Yemen air raids halted to boost peace efforts: Saudi-led forces

Saudi-led coalition spokesman says de-escalation aimed at ‘preparing the political ground for a peace process in Yemen’.

Smoke rises in Sanaa amid reports that the Saudi Arabia-led coalition struck a Houthi armoured division [Mohammed Huwais/AFP]

The Saudi Arabia-led coalition fighting the Houthi rebels in Yemen has said it has stopped carrying out attacks to pave the way for a peaceful settlement to the conflict.

The move comes amid growing diplomatic efforts for a ceasefire agreement after more than six years of devastating war.

It also followed reports that the coalition had struck a Houthi armoured division near the rebel-held capital Sanaa on Thursday. Correspondents with the AFP news agency in the city heard loud explosions and saw smoke rising in the sky. The Houthis did not immediately comment on the explosion.
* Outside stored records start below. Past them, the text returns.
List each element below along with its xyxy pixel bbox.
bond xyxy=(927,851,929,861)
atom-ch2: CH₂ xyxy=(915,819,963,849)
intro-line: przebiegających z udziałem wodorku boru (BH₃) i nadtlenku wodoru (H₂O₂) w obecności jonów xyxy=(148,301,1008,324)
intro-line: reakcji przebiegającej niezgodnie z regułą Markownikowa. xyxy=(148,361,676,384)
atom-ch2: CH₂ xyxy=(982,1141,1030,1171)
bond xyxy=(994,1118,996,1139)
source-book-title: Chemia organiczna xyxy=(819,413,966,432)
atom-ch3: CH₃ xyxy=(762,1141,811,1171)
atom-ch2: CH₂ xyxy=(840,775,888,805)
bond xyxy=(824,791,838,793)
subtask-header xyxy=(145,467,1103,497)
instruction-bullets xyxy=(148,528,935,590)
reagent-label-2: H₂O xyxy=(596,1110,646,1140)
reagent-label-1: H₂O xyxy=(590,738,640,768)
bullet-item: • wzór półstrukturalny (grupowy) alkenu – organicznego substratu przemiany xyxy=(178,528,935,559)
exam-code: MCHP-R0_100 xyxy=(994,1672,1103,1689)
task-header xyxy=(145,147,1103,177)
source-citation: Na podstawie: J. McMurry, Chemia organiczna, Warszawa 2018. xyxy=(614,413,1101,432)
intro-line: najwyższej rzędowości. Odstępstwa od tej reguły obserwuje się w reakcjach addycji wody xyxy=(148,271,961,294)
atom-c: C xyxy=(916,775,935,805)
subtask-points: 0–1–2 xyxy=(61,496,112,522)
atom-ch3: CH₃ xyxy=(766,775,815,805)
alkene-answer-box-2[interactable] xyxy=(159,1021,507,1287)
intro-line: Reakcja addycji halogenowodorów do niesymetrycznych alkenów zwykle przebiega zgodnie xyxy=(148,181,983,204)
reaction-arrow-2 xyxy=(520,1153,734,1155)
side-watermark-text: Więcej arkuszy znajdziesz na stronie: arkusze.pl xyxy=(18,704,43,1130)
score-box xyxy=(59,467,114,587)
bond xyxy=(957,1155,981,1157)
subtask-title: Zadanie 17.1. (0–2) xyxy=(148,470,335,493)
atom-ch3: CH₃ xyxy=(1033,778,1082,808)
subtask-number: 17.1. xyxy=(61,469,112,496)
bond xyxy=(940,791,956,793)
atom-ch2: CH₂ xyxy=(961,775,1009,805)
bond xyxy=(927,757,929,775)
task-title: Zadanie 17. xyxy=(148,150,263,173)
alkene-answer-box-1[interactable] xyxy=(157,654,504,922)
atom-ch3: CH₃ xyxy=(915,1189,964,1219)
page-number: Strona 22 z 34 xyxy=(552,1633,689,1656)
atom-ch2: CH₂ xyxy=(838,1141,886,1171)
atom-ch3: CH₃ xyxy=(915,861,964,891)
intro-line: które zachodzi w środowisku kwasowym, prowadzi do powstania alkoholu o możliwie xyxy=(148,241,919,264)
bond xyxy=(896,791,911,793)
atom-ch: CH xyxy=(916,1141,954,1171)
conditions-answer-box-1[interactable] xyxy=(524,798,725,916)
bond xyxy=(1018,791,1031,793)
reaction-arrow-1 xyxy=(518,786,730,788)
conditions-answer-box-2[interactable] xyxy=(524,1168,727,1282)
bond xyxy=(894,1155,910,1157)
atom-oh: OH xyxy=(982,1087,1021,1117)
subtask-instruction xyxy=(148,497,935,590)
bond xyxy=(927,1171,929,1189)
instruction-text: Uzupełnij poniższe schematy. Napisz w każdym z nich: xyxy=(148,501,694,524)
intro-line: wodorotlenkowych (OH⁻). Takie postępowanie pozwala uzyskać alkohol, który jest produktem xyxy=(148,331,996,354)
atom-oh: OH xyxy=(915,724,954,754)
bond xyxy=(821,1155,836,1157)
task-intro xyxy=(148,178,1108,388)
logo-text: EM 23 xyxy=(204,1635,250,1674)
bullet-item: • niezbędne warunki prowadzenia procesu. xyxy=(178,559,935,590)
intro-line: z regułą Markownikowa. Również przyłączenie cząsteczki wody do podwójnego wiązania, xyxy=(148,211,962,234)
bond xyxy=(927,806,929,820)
Coalition spokesman Turki al-Maliki told Saudi state television that “no military operation has been carried out in the vicinity of Sanaa or any other Yemeni cities in the past period”.

The de-escalation is aimed at “preparing the political ground for a peace process in Yemen”, he said.

The Saudi Arabia-led coalition intervened to support the Yemeni government in 2015 after the Houthis had captured Sanaa the previous year, forcing the government to flee.

The war in Yemen has led to what the United Nations has described as the world’s worst humanitarian crisis, with tens of thousands killed, millions displaced and two-thirds of its 30 million population dependent on aid.

Marib offensive

Al-Maliki’s comments came amid a months-long Houthi offensive to seize Marib city and its surrounding oilfields – the last significant pocket of government-held territory in northern Yemen.

Marib’s loss to the Houthis would be a big blow for Yemen’s government and could unleash a humanitarian disaster.

Diplomatic efforts have intensified this week. UN envoy Martin Griffiths held talks in Iran with the country’s foreign minister on a two-day visit, the second one this year, his office tweeted on Thursday.

Earlier this month, Omani officials visited Sanaa to try to convince the rebels to accept a ceasefire, according to rebel sources.

Oman’s Foreign Minister Badr Albusaidi arrived in the Saudi capital Riyadh for talks on Wednesday.

In another sign of progress in peace efforts, Houthi officials have begun repairing roads near Sanaa airport, local sources told AFP, indicating that the facility could soon be reopened.

The Saudi Arabia-led coalition has controlled Yemen’s airspace since 2015. The Houthis have repeatedly demanded the reopening of Sanaa airport before any ceasefire.

Industry sources told Reuters news agency that construction work had begun in some parts of the airport, which has been targeted dozens of times by coalition air raids. The military alliance says the facility is used for arms smuggling, which the Houthis have denied.

Airport director Khaled al-Shayef said in a Twitter post on Wednesday that he met Yemeni airlines to discuss maintenance and equipment at the airport, and also held talks with the Yemen Oil Company on fuel supplies for aircraft.

The effort to secure peace in Yemen comes after Saudi Arabia and regional rival Iran restarted talks in April, with their first high-level meeting since Riyadh cut diplomatic ties with Tehran in 2016.